If the foreign money runs, it seems unlikely that Cyprus will be able to bail out the banks again; this desperate bank levy is, after all, what they were forced to do just to raise the $5.8 billion that the EU and the IMF demanded they contribute to the bank rescue. But the higher Cyprus raises the levy on large accounts, the more likely it is that the foreign money will flee to somewhere less shaky.

It may already be too late for Cyprus. Government guarantees are a powerful tool for fighting banking crisis, but only if they're credible. Once you've suggested that you might be willing to let people lose a lot of money, you've irrecoverably squandered a lot of that credibility. The time to stop this bank run was before it started.

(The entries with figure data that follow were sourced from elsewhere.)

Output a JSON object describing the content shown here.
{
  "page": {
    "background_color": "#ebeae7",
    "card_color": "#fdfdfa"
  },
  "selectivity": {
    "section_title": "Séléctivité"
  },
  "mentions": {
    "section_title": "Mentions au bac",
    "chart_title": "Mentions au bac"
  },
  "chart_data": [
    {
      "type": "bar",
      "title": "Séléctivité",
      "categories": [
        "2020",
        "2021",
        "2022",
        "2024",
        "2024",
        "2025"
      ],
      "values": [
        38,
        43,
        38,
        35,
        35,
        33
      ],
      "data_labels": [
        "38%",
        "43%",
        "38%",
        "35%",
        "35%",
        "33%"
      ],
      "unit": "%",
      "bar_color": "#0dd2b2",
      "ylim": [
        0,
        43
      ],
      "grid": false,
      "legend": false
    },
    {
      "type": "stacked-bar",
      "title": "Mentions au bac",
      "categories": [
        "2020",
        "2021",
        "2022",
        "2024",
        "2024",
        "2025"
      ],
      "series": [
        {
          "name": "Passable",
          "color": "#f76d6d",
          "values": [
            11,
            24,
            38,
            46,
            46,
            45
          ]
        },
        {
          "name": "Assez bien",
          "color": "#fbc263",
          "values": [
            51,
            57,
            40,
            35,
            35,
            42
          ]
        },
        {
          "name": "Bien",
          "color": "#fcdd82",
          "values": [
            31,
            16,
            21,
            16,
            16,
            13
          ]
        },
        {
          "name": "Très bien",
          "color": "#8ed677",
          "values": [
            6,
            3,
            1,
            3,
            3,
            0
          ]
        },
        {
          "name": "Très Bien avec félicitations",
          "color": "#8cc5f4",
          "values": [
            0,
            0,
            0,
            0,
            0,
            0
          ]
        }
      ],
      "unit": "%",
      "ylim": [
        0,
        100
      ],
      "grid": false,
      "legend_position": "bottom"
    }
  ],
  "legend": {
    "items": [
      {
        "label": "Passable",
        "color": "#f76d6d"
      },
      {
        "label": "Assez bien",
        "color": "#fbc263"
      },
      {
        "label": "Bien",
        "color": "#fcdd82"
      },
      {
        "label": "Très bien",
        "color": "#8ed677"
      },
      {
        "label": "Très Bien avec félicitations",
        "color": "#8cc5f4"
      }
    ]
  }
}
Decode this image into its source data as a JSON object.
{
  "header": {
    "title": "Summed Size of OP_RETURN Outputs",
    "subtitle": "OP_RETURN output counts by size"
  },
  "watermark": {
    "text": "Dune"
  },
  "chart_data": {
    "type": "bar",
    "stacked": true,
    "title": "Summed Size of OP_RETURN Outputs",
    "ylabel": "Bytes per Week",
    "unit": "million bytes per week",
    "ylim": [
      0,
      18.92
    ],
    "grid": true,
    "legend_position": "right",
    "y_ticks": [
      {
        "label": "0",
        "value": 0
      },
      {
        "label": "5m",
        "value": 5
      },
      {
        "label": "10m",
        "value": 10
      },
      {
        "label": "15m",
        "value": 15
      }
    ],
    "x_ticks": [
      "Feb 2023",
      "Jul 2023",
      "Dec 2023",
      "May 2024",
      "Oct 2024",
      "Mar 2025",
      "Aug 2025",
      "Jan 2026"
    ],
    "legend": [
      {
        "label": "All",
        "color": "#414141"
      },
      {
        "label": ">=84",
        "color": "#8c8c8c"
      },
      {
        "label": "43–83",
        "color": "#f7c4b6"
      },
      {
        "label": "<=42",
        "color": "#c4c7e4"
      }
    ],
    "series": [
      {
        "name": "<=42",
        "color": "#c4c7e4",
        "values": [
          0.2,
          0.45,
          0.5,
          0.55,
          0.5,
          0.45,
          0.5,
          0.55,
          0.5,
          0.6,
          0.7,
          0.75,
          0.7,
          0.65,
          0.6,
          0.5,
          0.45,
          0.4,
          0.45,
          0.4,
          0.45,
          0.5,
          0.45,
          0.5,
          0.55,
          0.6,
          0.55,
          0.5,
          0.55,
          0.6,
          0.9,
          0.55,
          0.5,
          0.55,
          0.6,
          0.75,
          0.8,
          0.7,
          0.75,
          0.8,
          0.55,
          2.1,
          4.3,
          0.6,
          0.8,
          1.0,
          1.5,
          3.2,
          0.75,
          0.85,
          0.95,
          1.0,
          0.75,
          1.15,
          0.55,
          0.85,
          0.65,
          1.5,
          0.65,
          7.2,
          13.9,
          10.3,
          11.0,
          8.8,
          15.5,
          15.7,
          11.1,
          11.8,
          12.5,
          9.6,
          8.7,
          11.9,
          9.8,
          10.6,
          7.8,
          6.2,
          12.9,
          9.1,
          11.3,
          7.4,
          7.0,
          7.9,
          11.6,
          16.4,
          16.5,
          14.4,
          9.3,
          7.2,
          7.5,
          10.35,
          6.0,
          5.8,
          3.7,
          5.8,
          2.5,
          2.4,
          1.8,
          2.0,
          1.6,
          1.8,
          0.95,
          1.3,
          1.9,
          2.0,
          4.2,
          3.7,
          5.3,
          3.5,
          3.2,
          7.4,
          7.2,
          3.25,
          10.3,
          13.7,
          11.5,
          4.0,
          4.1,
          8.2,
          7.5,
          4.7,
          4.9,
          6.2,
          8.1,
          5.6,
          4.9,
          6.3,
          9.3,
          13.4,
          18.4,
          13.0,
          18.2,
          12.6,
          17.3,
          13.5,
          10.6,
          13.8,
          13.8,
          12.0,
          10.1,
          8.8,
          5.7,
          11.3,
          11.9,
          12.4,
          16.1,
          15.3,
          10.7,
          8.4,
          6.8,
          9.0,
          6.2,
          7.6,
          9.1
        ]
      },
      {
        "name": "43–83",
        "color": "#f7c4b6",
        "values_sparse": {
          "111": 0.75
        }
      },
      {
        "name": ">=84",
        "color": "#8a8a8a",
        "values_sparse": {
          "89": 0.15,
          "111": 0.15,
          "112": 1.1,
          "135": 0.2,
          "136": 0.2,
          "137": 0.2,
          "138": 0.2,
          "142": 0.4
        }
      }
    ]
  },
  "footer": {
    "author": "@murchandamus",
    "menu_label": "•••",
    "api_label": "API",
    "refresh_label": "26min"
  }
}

Unfortunately, that's no longer an option. So all we can do is wait and see . . . and hope that if Cyprus does go down, it doesn't take the rest of the European banking system with it. In many European countries, the banking system is several times larger than the country's GDP (in the US, the ratio is closer to one-to-one). Which means that many countries are potentially vulnerable to a run, because in extremis, their governments could not possibly provide enough money to bail out the whole system. As long as people think that they have deposit insurance and other implicit government guarantees, the banks are good . . . but if push actually comes to shove, and things get really bad, they will not be able to step in and do what the US government did in 2008, writing checks large enough to actually quel the panic.